A common implementation mistake is forgetting to sort each triple. Without sorting, taking coordinate-wise minima would mix incompatible axes and produce an invalid box.
Worked Examples
Example 1
Input:
3
6 5 6
2 10 10
3 8 4
We process each box step by step.
| Box | Sorted | min_x | min_y | min_z |
|---|---|---|---|---|
| (6,5,6) | (5,6,6) | 5 | 6 | 6 |
| (2,10,10) | (2,10,10) | 2 | 6 | 6 |
| (3,8,4) | (3,4,8) | 2 | 4 | 6 |
Final dimensions are (2, 4, 6), giving volume 48.
This trace shows how constraints accumulate independently along sorted dimensions, and how the smallest box across all constraints determines the final shape.
Example 2
Input:
2
1 100 100
50 2 80
| Box | Sorted | min_x | min_y | min_z |
|---|---|---|---|---|
| (1,100,100) | (1,100,100) | 1 | 100 | 100 |
| (50,2,80) | (2,50,80) | 1 | 50 | 80 |
Final result is (1, 50, 80), volume 4000.
This example highlights how a very small first dimension in one box can dominate the final answer even when other dimensions are large.
Complexity Analysis
| Measure | Complexity | Explanation |
|---|---|---|
| Time | O(n) | Each box is sorted in constant time and processed once |
| Space | O(1) | Only three tracking variables are maintained |
The algorithm is linear in the number of box types, which is easily within limits for n up to 1000. Memory usage is constant aside from input storage.
Test Cases
import sys, io
def run(inp: str) -> str:
sys.stdin = io.StringIO(inp)
from math import prod
n = int(input())
min_x = min_y = min_z = 10**18
for _ in range(n):
a, b, c = map(int, input().split())
a, b, c = sorted((a, b, c))
min_x = min(min_x, a)
min_y = min(min_y, b)
min_z = min(min_z, c)
return str(min_x * min_y * min_z)
# provided sample
assert run("3\n6 5 6\n2 10 10\n3 8 4\n") == "48"
# minimum case
assert run("1\n1 1 1\n") == "1"
# all equal boxes
assert run("2\n3 3 3\n3 3 3\n") == "27"
# one tight dimension dominates
assert run("2\n1 100 100\n50 2 80\n") == "4000"
# permutation stress
assert run("3\n2 3 4\n4 2 3\n3 4 2\n") == "24"

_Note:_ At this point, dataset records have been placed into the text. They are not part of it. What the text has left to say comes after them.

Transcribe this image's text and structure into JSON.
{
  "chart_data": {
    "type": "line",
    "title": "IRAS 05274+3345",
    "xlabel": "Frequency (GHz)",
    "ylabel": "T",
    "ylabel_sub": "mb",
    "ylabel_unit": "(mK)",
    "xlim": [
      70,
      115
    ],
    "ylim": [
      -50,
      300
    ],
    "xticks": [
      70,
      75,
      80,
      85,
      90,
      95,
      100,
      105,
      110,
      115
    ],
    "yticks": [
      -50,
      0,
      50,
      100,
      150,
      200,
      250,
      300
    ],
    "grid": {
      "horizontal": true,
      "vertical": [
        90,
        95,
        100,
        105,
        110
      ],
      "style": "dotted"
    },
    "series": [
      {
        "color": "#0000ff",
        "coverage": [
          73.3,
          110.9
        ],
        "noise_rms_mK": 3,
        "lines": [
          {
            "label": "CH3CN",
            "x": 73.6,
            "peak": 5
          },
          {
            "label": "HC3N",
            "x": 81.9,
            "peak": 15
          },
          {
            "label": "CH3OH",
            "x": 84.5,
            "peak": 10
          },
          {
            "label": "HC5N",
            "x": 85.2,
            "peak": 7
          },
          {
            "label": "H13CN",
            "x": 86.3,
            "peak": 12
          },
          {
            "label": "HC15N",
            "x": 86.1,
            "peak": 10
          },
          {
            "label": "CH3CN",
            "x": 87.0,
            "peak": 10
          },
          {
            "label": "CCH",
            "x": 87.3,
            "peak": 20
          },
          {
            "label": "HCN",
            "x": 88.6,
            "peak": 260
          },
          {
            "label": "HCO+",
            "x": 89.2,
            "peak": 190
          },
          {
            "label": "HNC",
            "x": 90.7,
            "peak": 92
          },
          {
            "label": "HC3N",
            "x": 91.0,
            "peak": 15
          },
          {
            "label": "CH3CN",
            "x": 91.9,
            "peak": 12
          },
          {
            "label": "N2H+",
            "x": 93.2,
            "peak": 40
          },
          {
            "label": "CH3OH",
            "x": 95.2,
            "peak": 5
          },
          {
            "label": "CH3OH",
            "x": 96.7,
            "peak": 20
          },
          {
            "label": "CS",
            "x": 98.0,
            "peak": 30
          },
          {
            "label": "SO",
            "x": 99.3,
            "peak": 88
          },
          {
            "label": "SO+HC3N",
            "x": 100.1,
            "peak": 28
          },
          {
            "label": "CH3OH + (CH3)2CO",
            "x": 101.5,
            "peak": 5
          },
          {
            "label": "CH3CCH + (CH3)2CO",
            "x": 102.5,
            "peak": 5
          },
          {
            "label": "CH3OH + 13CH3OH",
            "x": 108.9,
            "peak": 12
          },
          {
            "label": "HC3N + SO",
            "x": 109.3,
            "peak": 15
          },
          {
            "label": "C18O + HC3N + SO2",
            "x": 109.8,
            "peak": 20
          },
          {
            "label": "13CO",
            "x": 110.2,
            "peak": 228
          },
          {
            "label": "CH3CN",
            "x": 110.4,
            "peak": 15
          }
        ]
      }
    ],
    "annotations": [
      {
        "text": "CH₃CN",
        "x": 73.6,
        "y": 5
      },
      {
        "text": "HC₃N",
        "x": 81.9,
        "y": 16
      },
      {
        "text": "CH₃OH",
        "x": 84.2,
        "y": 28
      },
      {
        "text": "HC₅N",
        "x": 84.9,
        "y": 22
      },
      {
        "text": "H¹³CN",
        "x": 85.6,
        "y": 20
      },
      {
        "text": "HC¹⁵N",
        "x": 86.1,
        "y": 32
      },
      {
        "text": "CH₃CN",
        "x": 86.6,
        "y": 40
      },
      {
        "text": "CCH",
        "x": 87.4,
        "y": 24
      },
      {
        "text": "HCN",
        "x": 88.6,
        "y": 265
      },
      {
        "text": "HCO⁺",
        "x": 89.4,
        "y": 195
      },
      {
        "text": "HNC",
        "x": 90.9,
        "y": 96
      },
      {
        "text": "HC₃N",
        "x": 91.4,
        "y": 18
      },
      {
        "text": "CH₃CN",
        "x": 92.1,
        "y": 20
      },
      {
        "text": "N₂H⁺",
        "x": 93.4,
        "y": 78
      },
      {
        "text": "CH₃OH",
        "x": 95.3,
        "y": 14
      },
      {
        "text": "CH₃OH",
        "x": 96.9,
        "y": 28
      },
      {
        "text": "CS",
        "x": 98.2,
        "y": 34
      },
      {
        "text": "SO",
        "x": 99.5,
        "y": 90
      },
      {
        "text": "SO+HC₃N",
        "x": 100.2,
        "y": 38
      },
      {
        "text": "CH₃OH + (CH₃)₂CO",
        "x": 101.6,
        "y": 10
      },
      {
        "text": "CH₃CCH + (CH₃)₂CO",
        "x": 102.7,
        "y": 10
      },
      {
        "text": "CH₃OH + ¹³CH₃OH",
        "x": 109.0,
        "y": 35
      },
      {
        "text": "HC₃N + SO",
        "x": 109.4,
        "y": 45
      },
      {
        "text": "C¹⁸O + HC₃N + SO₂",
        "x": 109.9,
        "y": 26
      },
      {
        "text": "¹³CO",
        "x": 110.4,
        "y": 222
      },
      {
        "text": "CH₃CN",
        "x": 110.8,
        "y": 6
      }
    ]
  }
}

| Test input | Expected output | What it validates |
|---|---|---|
| single unit cube | 1 | minimum boundary |
| identical cubes | 27 | stability under duplicates |
| mixed large/small dimensions | 4000 | domination by smallest constraint |
| permutations only | 24 | correctness under rotation |
Edge Cases
One important edge case is when the tightest constraint for each dimension comes from different boxes. For instance, one box might force a very small minimum side, another constrains the middle, and another constrains the largest.
Input:
3
1 100 100
100 2 100
100 100 3
Processing:
First box (1,100,100) sets (min_x, min_y, min_z) = (1,100,100).
Second box (2,100,100 sorted from 100,2,100) updates to (1,2,100).
Third box (3,100,100 sorted from 100,100,3) updates to (1,2,3).
Final output is 6.
The algorithm correctly handles this because each dimension is tracked independently in sorted space, so constraints from different boxes naturally combine without requiring any cross-box alignment decisions.